Kevin, the math is simple. Canada vehicle sale volume is 10% of that for the US. If trade is balanced and the average value of. Ehicles in the two countries is comparable, US content should be 9x higher than Canada content. I recognize other countries are the source of some parts, but that should affect the ratio to balance trade between 2 subject counties.
If the administration is seeking a content value for the entire industry,… and domestic manufacturers have ~50% market share, then the administration’s goal of 40-45% seems very reasonable.

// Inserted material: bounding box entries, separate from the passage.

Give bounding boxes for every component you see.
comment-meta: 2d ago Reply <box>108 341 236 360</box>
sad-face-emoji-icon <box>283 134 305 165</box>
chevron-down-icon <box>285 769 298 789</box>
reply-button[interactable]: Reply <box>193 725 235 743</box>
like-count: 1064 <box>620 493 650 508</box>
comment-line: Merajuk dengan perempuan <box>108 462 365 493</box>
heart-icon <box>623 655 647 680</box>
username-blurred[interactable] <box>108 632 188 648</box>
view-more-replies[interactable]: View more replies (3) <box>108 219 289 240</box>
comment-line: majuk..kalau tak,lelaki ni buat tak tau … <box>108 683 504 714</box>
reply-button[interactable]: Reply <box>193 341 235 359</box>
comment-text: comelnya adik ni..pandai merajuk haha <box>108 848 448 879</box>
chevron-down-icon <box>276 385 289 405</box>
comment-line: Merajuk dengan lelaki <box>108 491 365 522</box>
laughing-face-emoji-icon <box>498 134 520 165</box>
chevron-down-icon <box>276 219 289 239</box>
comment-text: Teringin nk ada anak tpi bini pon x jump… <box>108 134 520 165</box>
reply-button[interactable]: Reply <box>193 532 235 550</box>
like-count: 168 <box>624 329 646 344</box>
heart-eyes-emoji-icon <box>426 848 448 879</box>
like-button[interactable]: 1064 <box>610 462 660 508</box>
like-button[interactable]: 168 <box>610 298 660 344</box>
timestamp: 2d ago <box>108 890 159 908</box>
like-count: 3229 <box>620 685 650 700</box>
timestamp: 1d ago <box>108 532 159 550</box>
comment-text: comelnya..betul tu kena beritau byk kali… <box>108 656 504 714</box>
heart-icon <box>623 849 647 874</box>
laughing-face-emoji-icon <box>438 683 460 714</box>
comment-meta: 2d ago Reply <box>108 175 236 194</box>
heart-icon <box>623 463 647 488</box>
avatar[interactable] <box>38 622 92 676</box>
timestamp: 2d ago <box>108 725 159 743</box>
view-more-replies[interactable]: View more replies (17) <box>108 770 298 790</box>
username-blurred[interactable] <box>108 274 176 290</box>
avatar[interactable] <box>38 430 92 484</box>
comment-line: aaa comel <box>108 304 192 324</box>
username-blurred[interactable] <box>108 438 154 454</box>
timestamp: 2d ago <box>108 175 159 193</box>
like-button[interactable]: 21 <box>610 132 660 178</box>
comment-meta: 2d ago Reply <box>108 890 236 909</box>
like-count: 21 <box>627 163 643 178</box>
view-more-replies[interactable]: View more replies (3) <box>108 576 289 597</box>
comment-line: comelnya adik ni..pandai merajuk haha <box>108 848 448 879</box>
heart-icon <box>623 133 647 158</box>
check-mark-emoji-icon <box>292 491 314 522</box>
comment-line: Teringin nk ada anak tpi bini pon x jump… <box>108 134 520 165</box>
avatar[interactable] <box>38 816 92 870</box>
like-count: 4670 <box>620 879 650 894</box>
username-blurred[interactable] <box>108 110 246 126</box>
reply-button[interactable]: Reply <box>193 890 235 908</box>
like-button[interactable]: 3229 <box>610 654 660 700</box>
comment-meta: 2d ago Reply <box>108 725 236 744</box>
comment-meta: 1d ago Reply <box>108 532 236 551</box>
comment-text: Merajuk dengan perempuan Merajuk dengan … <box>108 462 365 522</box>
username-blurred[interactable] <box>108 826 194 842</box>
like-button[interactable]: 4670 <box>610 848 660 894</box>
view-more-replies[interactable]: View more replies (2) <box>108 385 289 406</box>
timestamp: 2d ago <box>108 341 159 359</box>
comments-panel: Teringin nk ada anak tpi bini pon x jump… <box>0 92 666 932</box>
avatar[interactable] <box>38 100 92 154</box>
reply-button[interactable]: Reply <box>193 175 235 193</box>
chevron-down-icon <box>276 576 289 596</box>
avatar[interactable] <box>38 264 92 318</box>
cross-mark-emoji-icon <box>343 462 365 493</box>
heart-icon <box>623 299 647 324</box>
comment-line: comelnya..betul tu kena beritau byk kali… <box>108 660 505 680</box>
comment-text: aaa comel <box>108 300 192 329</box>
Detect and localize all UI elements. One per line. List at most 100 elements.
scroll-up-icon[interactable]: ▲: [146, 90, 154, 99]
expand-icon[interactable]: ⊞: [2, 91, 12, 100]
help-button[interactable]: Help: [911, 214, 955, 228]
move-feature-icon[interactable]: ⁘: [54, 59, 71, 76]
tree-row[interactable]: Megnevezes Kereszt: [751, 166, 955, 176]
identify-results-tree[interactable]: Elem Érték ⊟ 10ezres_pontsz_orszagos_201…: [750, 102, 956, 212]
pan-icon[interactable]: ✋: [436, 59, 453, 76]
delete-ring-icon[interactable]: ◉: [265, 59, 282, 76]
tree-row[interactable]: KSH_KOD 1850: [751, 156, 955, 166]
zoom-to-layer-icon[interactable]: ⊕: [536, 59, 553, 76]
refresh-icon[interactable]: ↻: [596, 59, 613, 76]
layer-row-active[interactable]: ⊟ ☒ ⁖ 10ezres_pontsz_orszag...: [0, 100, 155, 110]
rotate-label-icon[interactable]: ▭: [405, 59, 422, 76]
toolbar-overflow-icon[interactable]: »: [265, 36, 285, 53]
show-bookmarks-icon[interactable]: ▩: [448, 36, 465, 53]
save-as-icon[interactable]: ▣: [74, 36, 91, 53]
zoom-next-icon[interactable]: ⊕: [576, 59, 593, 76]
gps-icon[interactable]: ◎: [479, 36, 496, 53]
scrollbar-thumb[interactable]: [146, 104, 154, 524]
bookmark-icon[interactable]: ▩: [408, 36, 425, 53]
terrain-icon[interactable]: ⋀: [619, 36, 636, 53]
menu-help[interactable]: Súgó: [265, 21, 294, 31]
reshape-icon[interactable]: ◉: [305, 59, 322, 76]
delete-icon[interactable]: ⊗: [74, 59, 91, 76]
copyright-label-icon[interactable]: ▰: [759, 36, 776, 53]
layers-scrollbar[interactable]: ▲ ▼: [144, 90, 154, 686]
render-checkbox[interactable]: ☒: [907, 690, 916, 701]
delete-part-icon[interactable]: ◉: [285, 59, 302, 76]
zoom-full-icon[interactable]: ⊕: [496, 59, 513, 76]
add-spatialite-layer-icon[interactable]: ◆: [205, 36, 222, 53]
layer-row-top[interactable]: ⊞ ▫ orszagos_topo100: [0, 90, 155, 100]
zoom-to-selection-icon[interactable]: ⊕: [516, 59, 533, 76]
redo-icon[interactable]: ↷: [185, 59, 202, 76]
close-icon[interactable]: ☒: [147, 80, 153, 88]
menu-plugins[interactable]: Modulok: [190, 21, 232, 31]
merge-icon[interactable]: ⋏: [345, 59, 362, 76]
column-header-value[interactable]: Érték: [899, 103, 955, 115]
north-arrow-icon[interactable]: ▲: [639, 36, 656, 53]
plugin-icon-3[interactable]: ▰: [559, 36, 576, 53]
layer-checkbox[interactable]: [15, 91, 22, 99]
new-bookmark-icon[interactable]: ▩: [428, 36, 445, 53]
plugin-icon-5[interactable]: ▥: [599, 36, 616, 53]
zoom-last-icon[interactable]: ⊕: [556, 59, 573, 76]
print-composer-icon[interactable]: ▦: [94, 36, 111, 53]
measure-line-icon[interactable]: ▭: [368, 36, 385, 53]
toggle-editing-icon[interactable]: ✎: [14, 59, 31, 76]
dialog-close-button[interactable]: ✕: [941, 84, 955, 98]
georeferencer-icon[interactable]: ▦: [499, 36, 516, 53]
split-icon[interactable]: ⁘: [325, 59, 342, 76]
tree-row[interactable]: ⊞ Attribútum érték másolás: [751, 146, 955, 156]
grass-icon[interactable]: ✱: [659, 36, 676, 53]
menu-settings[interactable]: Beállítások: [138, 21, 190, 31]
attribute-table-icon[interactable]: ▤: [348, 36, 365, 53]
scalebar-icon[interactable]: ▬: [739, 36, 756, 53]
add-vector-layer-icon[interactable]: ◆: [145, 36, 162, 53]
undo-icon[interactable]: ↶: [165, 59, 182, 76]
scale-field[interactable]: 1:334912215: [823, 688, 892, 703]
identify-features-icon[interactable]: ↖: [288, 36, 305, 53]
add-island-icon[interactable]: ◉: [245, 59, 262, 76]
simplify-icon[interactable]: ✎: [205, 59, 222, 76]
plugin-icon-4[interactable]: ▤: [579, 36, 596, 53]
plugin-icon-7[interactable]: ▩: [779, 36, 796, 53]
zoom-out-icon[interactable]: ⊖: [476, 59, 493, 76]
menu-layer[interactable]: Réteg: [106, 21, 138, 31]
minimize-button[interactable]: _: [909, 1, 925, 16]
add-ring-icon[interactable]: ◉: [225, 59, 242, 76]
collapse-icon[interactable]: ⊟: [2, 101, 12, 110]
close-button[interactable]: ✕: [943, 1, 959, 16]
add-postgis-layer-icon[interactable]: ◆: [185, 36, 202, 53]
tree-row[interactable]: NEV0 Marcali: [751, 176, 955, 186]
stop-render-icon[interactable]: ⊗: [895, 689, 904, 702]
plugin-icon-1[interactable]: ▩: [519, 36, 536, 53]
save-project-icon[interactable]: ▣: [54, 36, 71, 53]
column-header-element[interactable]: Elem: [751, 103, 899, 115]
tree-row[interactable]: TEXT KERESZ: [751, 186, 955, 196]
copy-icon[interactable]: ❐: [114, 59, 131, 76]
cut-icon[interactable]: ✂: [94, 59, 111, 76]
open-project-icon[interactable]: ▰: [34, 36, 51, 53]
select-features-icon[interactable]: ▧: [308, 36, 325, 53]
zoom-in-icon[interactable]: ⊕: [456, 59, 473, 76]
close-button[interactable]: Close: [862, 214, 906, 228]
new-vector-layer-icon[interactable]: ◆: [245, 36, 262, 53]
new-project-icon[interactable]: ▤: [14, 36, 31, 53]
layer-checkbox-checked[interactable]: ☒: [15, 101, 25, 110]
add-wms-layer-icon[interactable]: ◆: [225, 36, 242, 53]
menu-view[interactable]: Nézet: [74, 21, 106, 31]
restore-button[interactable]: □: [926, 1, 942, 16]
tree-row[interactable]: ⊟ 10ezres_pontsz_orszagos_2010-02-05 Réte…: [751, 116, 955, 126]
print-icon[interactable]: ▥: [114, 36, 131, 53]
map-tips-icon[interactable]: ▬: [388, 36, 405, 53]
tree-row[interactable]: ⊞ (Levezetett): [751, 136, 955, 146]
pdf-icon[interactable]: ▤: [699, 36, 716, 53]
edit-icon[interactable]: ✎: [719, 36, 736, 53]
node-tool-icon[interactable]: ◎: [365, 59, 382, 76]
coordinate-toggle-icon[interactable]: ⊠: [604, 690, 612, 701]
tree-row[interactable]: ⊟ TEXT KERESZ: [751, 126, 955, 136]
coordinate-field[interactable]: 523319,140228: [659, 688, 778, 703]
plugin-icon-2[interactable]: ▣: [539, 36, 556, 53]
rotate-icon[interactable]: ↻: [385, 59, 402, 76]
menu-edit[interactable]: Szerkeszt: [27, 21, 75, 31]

BTW, I am not taking sides in the US political spectrum. Both parties have been an embarrassment for 2 decades.
Drew —
I’m not taking sides either and would acknowledge that these type of agreements are part of what governments are supposed to work on. Yet, how can this administration and previous ones, be so heavy handed and so deeply interested in what goes into and makes up a vehicle, with the intent of encouraging local manufacturing, when Apple has little to NO manufacturing in its home market and is one of the most valuable companies in the world! Shouldn’t they have the same requirements and be expected to build locally too?! While I understand that Apple makes no claim of their products being made locally. Yet, if the only this that makes it a local company is location of its corporate headquarters, that does seem right either, even if it’s legal?! But that is a different argument!
Somehow, except for some disputes regarding softwood lumber, trade between the U.S. and Canada mostly worked pretty well for 150 years, until Trump. Cars and parts went back and forth. Chrysler minivans have been made in Windsor, Ontario since 1983, and I suppose that is now threatened.
Since the U.S. consumes about 16% of the world’s coffee, should 16% of the world’s coffee be grown in the U.S.? Different locations are good locations for producing different products, various “developed” countries for cars, the U.S. for corn and soybeans, South America for coffee and bananas, and Asia for smart phones. Do trade wars ever have “winners”?
There are NEVER any winners in a trade war over the long run. History repeatedly shows that to be the case. However, sometimes there are perceived short term benefits from meddling in the economy, which sadly is why politicians (and narcissists) get all lathered up about doing it.